Comment by IngoBlechschmid

3 hours ago

Yes, if you simply suspend your laptop on most stock Linux distributions, then everything including the master key is still kept in memory. But Debian pioneered the (optional) cryptsetup-suspend addon. This issues a luksSuspend command which is supposed to wipe the key from memory, and on resume asks you to resupply your passphrase.

Up to kernel 6.8, this worked as described; starting with kernel 6.9, it silently didn't.

I've been wondering why hibernate didn't work with encryption, because this seems like the extremely obvious way to handle it, but I have struggled to find anything about it for years - glad to hear it does exist!

But yeah, also rather obviously it's inherently a bit leak-prone. Though it seems probably pretty simple to test, just hibernate and scan all stored data. They could probably even do it on shutdown, as a hash of the key data would be sufficient to detect the key.

So you would still be asked for a passphrase, even though it's already available?

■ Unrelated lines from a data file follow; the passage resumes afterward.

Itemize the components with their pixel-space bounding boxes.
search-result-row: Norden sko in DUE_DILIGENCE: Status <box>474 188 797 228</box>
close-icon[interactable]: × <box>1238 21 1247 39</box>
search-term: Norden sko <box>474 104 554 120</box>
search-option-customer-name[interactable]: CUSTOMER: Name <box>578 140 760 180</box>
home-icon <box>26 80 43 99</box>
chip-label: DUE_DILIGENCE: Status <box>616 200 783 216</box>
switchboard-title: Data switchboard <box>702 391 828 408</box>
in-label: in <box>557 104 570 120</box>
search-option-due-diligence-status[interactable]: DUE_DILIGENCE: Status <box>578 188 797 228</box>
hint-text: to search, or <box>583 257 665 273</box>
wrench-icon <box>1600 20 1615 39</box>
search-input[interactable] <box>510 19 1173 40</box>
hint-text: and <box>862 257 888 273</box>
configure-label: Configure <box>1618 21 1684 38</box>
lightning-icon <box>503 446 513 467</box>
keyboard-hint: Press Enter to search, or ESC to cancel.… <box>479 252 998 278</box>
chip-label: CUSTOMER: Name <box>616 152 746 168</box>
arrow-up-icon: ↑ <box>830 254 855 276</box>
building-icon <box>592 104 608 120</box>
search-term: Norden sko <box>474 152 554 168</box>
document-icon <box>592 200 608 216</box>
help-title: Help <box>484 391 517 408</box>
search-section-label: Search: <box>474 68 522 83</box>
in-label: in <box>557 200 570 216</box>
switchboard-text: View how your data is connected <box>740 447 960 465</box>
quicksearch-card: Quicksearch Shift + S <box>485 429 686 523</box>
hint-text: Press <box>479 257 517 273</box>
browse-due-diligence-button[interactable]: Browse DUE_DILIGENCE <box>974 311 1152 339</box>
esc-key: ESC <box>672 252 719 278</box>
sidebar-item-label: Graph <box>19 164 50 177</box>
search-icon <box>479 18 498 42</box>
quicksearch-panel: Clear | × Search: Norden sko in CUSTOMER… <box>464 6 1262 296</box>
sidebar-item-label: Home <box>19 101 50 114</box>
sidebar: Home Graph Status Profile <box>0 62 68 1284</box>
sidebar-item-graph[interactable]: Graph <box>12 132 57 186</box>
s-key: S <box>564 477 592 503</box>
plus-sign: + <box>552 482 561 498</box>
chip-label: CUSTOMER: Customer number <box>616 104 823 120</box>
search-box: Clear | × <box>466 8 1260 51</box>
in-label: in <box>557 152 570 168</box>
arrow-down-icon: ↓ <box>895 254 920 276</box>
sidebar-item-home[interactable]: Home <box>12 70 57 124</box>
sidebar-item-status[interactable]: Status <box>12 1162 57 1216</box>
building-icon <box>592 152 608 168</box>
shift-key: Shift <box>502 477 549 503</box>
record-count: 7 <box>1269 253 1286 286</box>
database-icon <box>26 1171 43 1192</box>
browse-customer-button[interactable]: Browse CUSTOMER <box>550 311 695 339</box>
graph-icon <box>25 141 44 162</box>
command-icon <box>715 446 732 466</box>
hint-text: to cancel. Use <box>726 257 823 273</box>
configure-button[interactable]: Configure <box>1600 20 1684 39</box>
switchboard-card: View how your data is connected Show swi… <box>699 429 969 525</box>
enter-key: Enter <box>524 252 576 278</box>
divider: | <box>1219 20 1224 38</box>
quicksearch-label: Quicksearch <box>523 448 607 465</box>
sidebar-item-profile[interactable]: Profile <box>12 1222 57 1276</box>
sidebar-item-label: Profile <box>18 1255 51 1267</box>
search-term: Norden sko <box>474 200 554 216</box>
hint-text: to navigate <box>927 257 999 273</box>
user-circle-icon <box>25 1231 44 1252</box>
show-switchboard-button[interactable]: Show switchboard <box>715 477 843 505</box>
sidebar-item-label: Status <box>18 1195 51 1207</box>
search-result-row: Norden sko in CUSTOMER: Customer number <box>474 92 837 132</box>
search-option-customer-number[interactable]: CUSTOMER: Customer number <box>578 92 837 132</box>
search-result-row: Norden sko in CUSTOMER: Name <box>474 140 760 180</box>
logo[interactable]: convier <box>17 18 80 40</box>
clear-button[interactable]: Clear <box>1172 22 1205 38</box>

  • Exactly. Cryptsetup wouldn't know about the extra copy of the volume key in kernel memory. Which is why, dramatically, it appeared secure ("surely I wouldn't be asked to resupply the passphrase if the volume key is still in memory, right?").

    • It was still more secure than the default if I understand this correctly. On resume from suspend the laptop would still be locked by the encryption key and without access to the disk even if you can somehow circumvent the lock. The only insecurity was that somewhere in the kernel memory the key still exists so if you can somehow extract that from the live system you can unlock it.